If you discount "Squeeze", Doug Yule's shameful attempt to use The Velvet Underground brand when none of the original and vital members remained, the velvets' seven-year run of four acclaimed records could be considered as one of rock's flawless legacies. The fact that two of the remaining three band-mates have embarked on successful solo careers adds a layer of protection around what the band did on the past, as it seems unlikely the money-hungry virus will attack Reed and Cale's bodies and send them on a world tour under a name that should not be used any longer.
Until a few years ago, the Pixies was another band that could claim to own such a distinction. Their five works, if their debut EP "Come On Pilgrim" is included, shaped alternative rock as the 80s ended and the 90s began, and the dynamics of their sound inspired a whole bunch of bands that turned rock music upside down on the heels of Francis' screams. Though their comeback initially consisted exclusively of shows, something that did nothing to harm the consistency of their published records, in September 2013, the band has chosen to release a brand new EP. While some fans celebrated, others felt their stomaches twist over the prospect of how a new EP could put a small dent on what the band built two decades ago.

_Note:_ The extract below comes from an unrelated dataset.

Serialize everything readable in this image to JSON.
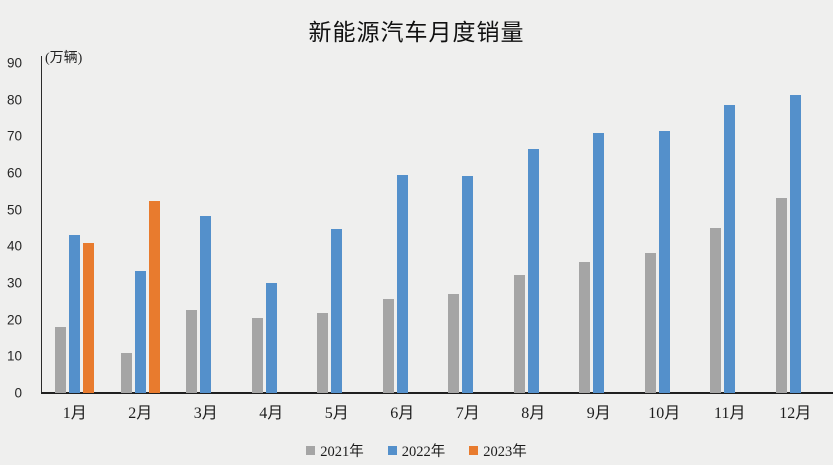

Those worries can be put to rest. "EP1" is not groundbreaking, but not every piece of music needs that quality to be great, and that is exactly what its four songs are: great. "Andro Queen" sounds like a beautiful awkward ballad captured floating in outer space; and "Another Toe" is as muscular as a modern rock song can be. The two other numbers on the record are archetypal Pixies songs. "Indie Cindy" has a weird, nearly offensive, sense of humor, and it alternates between beautiful soothingness and wild rants; and "What Goes Boom" presents a screaming Frank Black - though without the same intensity found in Doolittle's "Tame" - and Joey Santiago's unique guitar playing, threading between beautifully melodic and dirtily distorted.
Its quality aside, the ultimate question that "EP1" begs is far bigger than its twenty-minute length. Where should the line be drawn between Black Francis' work and this new wave of Pixies music? Twenty two years after "Trompe le Monde", it is unreasonable to expect the band to sound exactly like they used to. The world has changed, and so have Francis Black, Joey Santiago, David Lovering, and the unfortunately absent Kim Deal. At the same time, even if "Andro Queen" sounds like a continuation of the space rock vibe found in both "Bossanova" and "Trompe le Monde" - just a little bit more intense - it is impossible to shake the feeling that both it and "Another Toe" are nothing but songs from Francis' solo career re-purposed as Pixies numbers.
As a relatively short sample, "EP1" can be rightfully accused of being half-Pixies, as only two if its songs can be unknowingly identified as belonging to the band. However, just like the recently released single "Bagboy", both "Indie Cindy" and "What Goes Boom" go on to show that, more than twenty years later, the future can still be bright for the group. And in spite of the huge loss that Deal's departure is, Francis, Santiago and Lovering can rebuild the band's identity with good songwriting, as new Pixies-like ideas will surely come up as they spend more time together.